There’s no reason whatsoever to ascribe the drop in labor-force participation from its 2000 peak to SSI:

  • SSI allows and encourages recipients to work. Because it’s a needs-tested program, SSI reduces benefits when recipients have other income — but generally by just 50 cents for each $1 of earnings. (By contrast, SSI reduces benefits by $1 for each $1 of other, “unearned” income.) And SSI has special provisions to encourage young adults with severe disabilities to work.
  • Nevertheless, few SSI beneficiaries can do sustained work. SSI’s medical criteria are strict — mirroring those for SSDI — and fewer than half of applicants are awarded benefits. SSI recipients, by definition, have severe impairments. Overall, about 6 percent of nonelderly adults on SSI have earnings in a typical month, and their earnings are generally modest and intermittent.

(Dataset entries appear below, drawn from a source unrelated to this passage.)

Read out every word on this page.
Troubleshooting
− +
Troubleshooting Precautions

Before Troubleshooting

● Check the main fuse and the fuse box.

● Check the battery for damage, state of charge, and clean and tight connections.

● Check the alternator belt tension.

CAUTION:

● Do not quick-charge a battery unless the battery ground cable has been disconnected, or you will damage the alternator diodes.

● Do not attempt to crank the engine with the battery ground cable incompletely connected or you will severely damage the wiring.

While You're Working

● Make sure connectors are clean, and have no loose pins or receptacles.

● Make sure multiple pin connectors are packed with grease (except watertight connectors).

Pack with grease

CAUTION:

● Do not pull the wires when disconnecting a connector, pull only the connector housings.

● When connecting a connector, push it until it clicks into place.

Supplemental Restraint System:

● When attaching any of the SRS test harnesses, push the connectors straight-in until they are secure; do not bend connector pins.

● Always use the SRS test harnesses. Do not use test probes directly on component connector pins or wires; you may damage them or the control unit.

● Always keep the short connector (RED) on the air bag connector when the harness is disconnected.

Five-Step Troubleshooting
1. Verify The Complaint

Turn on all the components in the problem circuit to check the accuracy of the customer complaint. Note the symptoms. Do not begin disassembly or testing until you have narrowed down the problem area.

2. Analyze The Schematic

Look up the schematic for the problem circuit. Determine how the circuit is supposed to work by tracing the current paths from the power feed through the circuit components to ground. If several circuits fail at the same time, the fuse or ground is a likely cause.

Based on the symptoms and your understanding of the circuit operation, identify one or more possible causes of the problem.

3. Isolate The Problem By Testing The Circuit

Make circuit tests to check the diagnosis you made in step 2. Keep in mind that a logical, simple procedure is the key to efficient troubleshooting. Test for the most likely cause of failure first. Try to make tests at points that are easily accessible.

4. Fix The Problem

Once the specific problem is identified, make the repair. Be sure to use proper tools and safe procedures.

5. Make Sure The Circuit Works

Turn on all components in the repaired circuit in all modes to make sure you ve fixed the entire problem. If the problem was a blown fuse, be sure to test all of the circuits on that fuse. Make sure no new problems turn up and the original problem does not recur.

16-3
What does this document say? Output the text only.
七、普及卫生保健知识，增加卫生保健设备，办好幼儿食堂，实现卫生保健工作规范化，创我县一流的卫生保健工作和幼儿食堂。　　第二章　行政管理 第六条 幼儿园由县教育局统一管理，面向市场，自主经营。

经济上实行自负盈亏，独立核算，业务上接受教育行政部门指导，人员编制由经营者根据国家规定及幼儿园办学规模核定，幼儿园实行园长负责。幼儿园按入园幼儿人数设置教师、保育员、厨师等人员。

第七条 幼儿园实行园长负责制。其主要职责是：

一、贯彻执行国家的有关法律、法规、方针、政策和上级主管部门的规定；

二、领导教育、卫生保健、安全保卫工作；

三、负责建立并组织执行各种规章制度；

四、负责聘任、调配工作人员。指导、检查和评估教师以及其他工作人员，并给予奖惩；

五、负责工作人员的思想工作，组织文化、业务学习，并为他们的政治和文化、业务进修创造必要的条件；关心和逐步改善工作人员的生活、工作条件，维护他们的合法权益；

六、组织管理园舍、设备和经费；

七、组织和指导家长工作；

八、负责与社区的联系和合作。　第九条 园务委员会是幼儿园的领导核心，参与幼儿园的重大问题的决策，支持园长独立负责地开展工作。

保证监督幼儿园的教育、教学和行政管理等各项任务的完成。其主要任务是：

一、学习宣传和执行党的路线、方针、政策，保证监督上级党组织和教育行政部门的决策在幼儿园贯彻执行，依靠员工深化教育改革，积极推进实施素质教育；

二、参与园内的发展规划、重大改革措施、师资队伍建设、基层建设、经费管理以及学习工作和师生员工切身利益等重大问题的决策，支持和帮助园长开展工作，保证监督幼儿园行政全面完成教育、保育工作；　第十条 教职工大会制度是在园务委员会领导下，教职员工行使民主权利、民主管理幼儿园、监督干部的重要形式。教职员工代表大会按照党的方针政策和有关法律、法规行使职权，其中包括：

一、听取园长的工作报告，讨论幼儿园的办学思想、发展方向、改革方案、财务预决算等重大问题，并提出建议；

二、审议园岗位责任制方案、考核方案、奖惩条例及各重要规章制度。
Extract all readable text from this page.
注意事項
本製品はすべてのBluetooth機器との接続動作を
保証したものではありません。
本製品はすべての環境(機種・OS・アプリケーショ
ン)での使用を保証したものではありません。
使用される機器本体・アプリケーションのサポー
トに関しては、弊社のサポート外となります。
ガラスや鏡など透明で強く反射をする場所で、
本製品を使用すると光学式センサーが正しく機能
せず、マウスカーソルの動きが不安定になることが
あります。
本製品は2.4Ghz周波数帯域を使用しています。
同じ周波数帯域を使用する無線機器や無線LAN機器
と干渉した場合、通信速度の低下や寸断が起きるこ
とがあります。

  • There’s little or no correlation between changes in SSI receipt and in labor-force participation. Overall labor-force participation has declined from its peak, even when adjusted for an aging population, but that decline is concentrated among younger workers. Older people are actually working longer and postponing retirement. Meanwhile, rates of SSI receipt have barely risen for men and have been flat or declining among women (see graph). Those changes in SSI receipt can’t explain trends in labor-force participation since 2000.

Encouraging greater labor-force participation calls for a mix of policies — including improvements in education, training, and jobs programs; tax credits for low-paid workers; child care and other family-friendly arrangements; and criminal-justice reform. It’s especially important to draw young adults who aren’t college-bound — some of whom have physical or mental impairments — into the job market. But cutting disability programs isn’t a fix for declining labor-market attachment.